Resistant starch is defined as being not hydrolyzed to D-glucose in the small intestine within 120 min of being consumed but is instead fermented in the colon. According to its structure or its routes of escaping digestion, RS is classified into five types.
- Introduction to Resistant Starch
- Structure and Thermal Properties of Starch Granules
- Factors that affect the digestibility of starch
- Resistant Starch (RS) Preparation
- Resistant Starch (RS) Detection
- The Health Effects of Resistant Starch (RS)
- The Use of Resistant Starch (RS) in Foods
RS1: Physically inaccessible starch
RS1 is physically inaccessible to digestive enzymes because it is trapped within the food matrix in proteins, cell wall materials, and other physical barriers in whole or partly milled grains, tubes, and seeds. A good example of RS1 is the RS in pasta. The compact protein matrix of pasta has been reported to be responsible for its higher RS content than other wheat products. Grinding and protease hydrolysis that can destroy the physical barriers in foods reduce the RS1 content.
RS2: Raw granular starch with a B- or C-type polymorph
RS2 is comprised of native, uncooked granules with B- or C-type polymorphs, such as those found in raw potatoes, unripe banana starches, and high-amylose maize starches, whose granule crystallinity makes them resistant to enzymatic hydrolysis. A disadvantage of RS2 for food applications is that its RS content decreases substantially after thermal processing. A particular type of RS2 called HAM (high-amylose maize starch) is uniquely stable to most cooking operations because of the presence of long-chain double-helical crystallites.
RS3: Retrograded starch
This starch is first gelatinized in hot water and then cooled for retrogradation. During retrogradation, the two polymer chains reassociate to form double helices stabilized by hydrogen bonds, making the structure more resistant to enzymatic hydrolysis. Linear amylose molecules are preferred for the formation of RS3 because they retrograde at a faster rate and form more resistant crystallites than amylopectin.

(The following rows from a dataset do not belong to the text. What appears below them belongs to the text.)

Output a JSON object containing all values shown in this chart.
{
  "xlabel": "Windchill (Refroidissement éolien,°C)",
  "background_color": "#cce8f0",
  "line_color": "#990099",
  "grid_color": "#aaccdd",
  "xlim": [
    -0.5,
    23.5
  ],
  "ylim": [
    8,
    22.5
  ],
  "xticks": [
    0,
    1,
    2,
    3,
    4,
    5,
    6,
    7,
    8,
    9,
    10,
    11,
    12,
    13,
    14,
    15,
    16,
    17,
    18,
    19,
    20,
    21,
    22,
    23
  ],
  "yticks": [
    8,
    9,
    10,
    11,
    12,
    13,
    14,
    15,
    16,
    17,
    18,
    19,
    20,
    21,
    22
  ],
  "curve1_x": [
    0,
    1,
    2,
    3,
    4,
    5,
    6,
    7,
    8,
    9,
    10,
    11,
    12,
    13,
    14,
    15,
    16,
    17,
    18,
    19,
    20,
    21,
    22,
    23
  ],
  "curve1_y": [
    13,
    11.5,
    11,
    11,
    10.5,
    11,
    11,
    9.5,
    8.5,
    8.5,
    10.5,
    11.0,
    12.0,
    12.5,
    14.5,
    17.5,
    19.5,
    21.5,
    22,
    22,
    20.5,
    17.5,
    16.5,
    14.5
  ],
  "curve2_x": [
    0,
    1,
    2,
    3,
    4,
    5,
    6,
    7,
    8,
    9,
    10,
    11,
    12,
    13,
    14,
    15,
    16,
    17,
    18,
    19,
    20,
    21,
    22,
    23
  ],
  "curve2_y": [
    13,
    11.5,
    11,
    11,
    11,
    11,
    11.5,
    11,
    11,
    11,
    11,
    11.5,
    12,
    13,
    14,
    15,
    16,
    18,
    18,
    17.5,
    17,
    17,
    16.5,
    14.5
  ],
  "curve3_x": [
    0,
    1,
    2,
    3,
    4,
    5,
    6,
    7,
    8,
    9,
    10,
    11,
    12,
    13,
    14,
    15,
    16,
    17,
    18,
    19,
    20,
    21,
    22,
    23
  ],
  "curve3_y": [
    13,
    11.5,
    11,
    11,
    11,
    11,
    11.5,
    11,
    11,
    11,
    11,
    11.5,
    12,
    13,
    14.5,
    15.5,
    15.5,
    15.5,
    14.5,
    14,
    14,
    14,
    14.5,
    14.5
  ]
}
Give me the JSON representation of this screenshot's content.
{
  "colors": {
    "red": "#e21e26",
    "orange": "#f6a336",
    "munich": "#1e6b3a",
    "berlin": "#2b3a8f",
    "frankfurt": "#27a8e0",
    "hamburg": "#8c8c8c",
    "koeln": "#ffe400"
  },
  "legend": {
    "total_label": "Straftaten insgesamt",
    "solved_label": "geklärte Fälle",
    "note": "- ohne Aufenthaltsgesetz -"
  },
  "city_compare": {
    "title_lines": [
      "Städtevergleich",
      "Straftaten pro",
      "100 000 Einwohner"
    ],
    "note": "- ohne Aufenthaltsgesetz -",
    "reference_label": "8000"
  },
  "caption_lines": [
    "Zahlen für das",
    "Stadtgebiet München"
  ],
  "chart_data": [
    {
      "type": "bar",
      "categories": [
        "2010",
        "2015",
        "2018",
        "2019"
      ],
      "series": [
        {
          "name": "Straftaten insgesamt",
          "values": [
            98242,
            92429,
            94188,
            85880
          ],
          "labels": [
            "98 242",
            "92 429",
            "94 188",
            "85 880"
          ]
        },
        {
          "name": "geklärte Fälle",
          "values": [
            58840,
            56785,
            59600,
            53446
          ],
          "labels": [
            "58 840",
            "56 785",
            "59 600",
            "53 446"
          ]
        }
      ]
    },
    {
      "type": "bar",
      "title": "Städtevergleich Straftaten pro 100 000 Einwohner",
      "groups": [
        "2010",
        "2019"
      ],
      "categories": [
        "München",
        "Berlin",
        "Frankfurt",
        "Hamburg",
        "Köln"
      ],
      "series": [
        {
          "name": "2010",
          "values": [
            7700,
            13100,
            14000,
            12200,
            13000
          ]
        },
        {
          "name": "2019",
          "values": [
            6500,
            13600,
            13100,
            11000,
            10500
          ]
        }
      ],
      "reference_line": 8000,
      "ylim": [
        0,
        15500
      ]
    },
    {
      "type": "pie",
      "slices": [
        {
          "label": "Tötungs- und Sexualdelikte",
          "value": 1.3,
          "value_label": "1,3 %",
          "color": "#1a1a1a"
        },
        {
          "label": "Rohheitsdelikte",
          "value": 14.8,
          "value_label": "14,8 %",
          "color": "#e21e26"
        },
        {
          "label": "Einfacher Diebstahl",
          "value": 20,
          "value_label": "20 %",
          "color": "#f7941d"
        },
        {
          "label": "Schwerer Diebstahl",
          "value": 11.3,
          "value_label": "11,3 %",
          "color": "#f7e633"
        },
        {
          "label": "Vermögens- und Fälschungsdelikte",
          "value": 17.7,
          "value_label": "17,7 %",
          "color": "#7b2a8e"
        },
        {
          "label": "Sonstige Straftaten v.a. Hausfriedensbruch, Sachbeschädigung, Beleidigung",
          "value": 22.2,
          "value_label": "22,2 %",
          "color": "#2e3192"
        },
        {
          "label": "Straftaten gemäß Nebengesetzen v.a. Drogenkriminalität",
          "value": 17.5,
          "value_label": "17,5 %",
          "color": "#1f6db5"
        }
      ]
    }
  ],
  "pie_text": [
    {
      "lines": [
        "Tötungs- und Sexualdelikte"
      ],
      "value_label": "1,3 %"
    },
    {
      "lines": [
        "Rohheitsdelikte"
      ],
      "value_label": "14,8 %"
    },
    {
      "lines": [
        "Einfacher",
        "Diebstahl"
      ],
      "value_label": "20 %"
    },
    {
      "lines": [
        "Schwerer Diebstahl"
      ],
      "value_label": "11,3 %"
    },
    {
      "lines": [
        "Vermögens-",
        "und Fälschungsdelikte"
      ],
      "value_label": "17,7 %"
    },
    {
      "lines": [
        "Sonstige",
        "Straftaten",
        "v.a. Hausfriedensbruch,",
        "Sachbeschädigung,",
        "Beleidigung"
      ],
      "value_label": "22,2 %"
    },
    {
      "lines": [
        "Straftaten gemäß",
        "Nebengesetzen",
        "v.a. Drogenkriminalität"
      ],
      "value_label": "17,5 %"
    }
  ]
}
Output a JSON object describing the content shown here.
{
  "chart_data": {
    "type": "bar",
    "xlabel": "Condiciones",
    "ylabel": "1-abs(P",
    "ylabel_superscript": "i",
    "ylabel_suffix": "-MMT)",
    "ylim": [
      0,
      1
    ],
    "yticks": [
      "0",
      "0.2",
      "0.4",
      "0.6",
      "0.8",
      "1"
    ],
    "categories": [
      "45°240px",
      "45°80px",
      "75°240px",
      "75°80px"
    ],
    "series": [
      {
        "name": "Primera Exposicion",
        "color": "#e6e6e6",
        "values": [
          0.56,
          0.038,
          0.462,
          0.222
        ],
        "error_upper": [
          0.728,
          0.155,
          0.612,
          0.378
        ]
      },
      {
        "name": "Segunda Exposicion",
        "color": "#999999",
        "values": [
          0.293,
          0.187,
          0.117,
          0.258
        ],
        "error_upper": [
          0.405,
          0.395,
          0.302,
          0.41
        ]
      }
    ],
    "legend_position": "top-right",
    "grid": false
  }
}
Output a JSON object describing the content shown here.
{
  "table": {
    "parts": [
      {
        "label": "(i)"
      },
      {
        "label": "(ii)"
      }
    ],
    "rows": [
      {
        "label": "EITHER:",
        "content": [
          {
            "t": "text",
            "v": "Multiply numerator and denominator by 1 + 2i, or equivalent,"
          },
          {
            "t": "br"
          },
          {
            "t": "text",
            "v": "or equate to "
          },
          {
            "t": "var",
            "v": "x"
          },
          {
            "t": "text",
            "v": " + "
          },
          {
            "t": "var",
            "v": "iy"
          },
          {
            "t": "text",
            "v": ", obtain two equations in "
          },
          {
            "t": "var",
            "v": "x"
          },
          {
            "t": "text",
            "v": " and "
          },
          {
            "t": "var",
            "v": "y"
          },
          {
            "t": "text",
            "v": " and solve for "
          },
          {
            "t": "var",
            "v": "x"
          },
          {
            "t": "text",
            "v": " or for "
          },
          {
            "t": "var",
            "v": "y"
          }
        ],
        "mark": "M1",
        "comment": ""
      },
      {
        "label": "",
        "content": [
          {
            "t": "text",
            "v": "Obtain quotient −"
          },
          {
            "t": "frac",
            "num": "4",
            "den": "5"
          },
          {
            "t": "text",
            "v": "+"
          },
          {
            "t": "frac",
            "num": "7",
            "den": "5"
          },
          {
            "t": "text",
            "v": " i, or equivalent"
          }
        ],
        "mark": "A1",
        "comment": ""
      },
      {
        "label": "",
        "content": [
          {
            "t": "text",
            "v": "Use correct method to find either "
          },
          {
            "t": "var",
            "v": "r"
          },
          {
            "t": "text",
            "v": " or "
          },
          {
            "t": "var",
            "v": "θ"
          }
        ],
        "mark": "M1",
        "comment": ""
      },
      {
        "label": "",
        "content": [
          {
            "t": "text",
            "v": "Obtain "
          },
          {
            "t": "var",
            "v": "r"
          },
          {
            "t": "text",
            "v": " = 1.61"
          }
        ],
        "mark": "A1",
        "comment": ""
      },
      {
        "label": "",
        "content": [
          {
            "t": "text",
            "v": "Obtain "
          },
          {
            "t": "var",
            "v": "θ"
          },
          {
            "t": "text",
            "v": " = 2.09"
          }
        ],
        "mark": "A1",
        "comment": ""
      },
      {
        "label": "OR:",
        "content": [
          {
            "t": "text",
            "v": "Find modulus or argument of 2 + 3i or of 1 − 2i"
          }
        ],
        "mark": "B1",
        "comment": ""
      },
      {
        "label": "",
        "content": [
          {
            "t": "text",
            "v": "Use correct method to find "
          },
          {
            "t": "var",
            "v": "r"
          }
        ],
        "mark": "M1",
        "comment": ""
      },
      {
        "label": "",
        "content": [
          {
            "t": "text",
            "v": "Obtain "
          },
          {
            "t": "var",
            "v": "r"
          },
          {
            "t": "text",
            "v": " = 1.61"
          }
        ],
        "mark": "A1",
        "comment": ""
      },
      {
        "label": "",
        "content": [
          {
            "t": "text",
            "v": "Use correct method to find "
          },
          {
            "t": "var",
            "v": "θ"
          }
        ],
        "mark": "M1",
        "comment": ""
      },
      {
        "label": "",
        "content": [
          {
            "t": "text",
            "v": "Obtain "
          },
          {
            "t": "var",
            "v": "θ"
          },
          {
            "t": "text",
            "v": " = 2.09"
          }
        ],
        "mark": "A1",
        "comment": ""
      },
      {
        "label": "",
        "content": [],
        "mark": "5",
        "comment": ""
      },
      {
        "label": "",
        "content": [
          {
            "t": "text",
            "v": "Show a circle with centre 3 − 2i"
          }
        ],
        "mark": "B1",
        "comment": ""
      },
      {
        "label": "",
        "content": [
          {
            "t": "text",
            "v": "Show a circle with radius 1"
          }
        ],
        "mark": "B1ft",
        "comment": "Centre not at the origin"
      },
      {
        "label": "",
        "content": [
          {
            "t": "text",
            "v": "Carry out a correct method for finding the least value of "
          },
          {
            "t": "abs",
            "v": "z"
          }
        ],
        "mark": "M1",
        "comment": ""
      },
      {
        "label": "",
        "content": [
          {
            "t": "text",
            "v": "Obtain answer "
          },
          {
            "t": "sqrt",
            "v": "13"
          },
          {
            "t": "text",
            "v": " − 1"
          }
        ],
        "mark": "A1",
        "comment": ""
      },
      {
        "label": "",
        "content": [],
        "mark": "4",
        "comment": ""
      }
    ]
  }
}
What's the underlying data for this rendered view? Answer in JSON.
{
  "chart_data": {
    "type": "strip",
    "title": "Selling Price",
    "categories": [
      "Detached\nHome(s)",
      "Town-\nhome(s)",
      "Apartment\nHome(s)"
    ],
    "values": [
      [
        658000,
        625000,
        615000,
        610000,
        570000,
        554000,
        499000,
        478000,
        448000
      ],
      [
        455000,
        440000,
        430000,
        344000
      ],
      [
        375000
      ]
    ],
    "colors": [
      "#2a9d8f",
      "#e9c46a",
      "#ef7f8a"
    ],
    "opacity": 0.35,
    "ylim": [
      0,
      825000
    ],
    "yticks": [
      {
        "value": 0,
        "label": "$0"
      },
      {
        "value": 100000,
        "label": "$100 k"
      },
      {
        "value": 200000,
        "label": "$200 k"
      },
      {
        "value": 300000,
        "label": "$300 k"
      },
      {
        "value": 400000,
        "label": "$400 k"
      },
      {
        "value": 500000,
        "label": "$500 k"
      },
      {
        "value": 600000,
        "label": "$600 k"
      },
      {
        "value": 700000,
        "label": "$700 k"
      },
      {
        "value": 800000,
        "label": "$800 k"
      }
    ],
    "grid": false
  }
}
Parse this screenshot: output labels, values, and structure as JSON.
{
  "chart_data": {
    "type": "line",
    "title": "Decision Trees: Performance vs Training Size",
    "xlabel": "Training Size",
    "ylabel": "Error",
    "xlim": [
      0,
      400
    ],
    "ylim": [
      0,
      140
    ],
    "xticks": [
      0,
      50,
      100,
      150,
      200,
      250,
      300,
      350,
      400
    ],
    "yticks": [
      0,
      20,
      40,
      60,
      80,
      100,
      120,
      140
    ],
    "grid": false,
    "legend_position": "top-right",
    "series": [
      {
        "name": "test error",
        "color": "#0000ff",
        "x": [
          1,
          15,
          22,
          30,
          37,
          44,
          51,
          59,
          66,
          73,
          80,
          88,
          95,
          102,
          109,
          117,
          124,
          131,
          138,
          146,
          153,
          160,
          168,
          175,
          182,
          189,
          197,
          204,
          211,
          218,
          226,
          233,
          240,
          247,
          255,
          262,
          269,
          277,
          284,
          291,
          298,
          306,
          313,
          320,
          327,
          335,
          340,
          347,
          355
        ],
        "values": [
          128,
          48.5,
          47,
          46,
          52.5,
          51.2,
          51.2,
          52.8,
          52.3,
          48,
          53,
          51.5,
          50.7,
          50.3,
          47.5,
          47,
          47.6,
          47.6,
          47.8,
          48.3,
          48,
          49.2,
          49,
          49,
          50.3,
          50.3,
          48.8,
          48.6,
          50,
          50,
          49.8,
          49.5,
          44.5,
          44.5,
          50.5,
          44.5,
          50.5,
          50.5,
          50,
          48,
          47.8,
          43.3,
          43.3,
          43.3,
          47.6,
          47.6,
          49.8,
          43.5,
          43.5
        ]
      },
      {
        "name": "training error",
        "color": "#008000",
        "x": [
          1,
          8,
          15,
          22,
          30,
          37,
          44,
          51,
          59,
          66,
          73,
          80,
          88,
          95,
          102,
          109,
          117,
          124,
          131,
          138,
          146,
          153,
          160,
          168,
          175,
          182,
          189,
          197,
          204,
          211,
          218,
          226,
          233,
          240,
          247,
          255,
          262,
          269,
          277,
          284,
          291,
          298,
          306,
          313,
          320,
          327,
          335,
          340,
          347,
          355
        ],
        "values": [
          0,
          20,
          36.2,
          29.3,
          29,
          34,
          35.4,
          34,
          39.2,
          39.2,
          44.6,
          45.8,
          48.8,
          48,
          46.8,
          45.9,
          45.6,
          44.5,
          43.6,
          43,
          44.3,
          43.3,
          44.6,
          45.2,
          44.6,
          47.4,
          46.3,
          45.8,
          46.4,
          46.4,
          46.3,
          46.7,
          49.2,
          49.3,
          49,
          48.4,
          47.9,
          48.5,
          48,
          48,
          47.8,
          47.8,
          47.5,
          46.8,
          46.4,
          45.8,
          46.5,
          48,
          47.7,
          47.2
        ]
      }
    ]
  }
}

Food processing, which involves heat and moisture, generally destroys RS1 and RS2 but may form RS3. RS3 is a potential new food ingredient, because it is generally stable to heat treatments and continues to exist after most types of food processing.
RS4: Chemically modified starch
RS4 is a chemically modified starch that includes the modifications of esterification, etherification, or cross-linking. RS4 is further grouped into subcategories based on its solubility in water and the experimental protocols used for analyses. Chemical modifications reduce digestion of starch by the formation of steric hindrances at the sites of enzymatic action. For example, octenyl succinic anhydride modification of starch introduces hydrophobic octenyl succinate (OS) groups into starch molecules, which interfere with binding of starch by amylolytic enzymes. Cross-linking of starch is another effective approach to prepare RS4.
RS5: Amylose-lipid complex and resistant maltodextrin
RS5 has been proposed as two different components. The first component involves amylose-lipid complexes, which is a single helical structure formed between amylose and lipids. The second component is resistant maltodextrin, which is obtained by subjecting native starch to sequential applications of pyroconversion and enzymatic hydrolysis. Resistant maltodextrins are non-sweet and low molecular weight compounds containing the native α-(1→4) and α-(1→6) bonds as well as β-(1→2) and β-(1→3) bonds and levoglucosans and have properties similar to those of dietary fiber. The majority of reports describe RS5 as amylose-lipid complexes.